Showing posts with label leucanthemum. Show all posts
Showing posts with label leucanthemum. Show all posts

Monday, October 11, 2010

Mums The Word

My muse for today's blog is a coworker and friend who has become a new homeowner. She's faced with the dilemma of all non-gardeners that suddenly find themselves with a town lot whose previous owner seemed to have neither the talent nor the interest for gardening. A forsythia seems to be the only salvageable landscape-worthy plant in her yard at present. Thus, she has been slyly and periodically pestering me with questions about plants and landscaping, seeking out knowledge from her captive manic Extension Master Gardener, and probably secretly hoping that I'll show up with a bulldozer and a truckload of plants and a sixteen color, meticulously thought out plan for the landscape.  Alas for her, like most poorly-trained men of my generation, I'm oblivious to feminine hints.

Her latest gardening question though, struck a nerve, as did her suggestion later that I should write about it and call it "Mums The Word" (she loves really bad puns).  She had just asked via email if I thought that "mums" would do well under a large shade tree that borders her property.  I calmly replied that mums wouldn't do well in the constant dry shade that I knew her spot had, and that she needed to plant them where they'd get six hours of sun or more.

That's not what I wanted to say, though.  She doesn't know that I hate mums, or more properly Chrysanthemum sp. with a passion second only to my distaste for spireas.  Spireas are a special case with me as readers of Garden Musings (the book) know, but mums are about as worthless in the garden in my estimation. Yes, they provide us some nice fall color, if you just want flowers, but they provide nothing interesting in the way of decent foliage contrast or shape variation for Fall, and the rest of the year they're either just a slowly-growing blob that sits there like a green turd in your landscape or else they are just dead stems that break with the first snowfall.  To add insult to injury, although mums are a perennial elsewhere, they're really an annual in Kansas, weakening in at most a year or two likely because of the dry hot Kansas summers and drier cold Flint Hills winters.  I'd really sooner have my friend plant ragweed in her yard than a border of mums.

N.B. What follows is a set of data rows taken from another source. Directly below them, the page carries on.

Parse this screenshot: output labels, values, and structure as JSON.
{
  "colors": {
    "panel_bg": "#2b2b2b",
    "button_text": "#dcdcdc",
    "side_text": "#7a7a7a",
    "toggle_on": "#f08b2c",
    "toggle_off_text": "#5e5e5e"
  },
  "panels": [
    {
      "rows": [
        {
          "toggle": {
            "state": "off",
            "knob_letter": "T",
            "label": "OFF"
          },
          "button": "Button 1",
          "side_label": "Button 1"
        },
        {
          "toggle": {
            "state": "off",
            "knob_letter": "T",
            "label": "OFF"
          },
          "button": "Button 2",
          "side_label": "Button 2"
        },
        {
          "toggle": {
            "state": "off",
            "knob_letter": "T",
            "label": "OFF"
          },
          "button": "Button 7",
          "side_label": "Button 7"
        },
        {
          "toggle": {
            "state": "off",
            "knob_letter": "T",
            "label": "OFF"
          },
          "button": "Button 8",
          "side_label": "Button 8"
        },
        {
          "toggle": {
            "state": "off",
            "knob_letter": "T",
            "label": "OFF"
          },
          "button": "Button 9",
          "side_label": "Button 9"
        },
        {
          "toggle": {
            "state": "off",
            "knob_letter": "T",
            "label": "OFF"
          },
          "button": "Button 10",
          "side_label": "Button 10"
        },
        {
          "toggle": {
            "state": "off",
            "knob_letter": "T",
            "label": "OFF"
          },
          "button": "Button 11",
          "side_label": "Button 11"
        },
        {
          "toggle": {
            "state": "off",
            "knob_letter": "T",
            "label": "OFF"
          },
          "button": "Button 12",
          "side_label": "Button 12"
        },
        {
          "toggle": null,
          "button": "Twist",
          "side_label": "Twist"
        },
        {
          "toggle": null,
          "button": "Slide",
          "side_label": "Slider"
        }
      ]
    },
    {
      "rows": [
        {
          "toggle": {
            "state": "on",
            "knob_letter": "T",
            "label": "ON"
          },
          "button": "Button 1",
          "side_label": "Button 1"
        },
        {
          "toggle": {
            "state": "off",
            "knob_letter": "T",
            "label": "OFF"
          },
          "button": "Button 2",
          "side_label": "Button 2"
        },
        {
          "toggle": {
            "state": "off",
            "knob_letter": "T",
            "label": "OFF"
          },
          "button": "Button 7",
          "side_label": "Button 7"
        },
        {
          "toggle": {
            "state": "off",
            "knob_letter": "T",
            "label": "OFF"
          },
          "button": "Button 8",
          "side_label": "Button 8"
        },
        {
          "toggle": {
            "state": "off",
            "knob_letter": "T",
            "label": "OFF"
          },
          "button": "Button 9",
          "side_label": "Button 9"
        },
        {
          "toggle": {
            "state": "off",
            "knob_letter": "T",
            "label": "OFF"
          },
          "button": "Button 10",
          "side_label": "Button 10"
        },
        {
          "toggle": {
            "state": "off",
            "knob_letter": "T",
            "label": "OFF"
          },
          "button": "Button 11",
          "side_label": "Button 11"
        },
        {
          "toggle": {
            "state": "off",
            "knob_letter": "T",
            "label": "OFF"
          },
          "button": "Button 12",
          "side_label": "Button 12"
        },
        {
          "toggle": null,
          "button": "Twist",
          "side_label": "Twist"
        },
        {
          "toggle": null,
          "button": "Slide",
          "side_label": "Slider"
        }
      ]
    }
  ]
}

Look, for instance, at the picture above of the current landscaping (taken this morning) around some KSU apartments that stand opposite the exit I use every night from work.  Let me repeat that;  I'm forced to look at this landscaping debacle every night.  What insanity overtook the K-State groundsmen that they thought these alternating yellow and orange mums would make a wise display?  K-State colors, guys and gals, are purple and white. Now it's true that the most common colors of mums put up for sale seem to be yellows and oranges and russets, probably because the fall colors sell best in what people think of as fall flowers, but mums do actually exist in purple and white.  I've seen them.  If we must have round balls of color alternating in our college landscape, perhaps purple and white might have been a better choice, here at a stone's throw from the KSU football stadium.  Luckily these were just planted this year; I'm betting they don't survive till next year and thus we'll have a chance to get something better.

I have no chrysanthemums at all in my garden, just as I have no spireas.  The closest thing I'll allow is the wonderful Shasta Daisy, which blooms during the height of summer and used to be classified as a chrysanthemum, but today has been wisely moved to the Leucanthemum x superbum taxonomic group.  Please, everyone, let's not whisper the word "mum" around me again; it plays havoc with my blood pressure, as you can now attest to.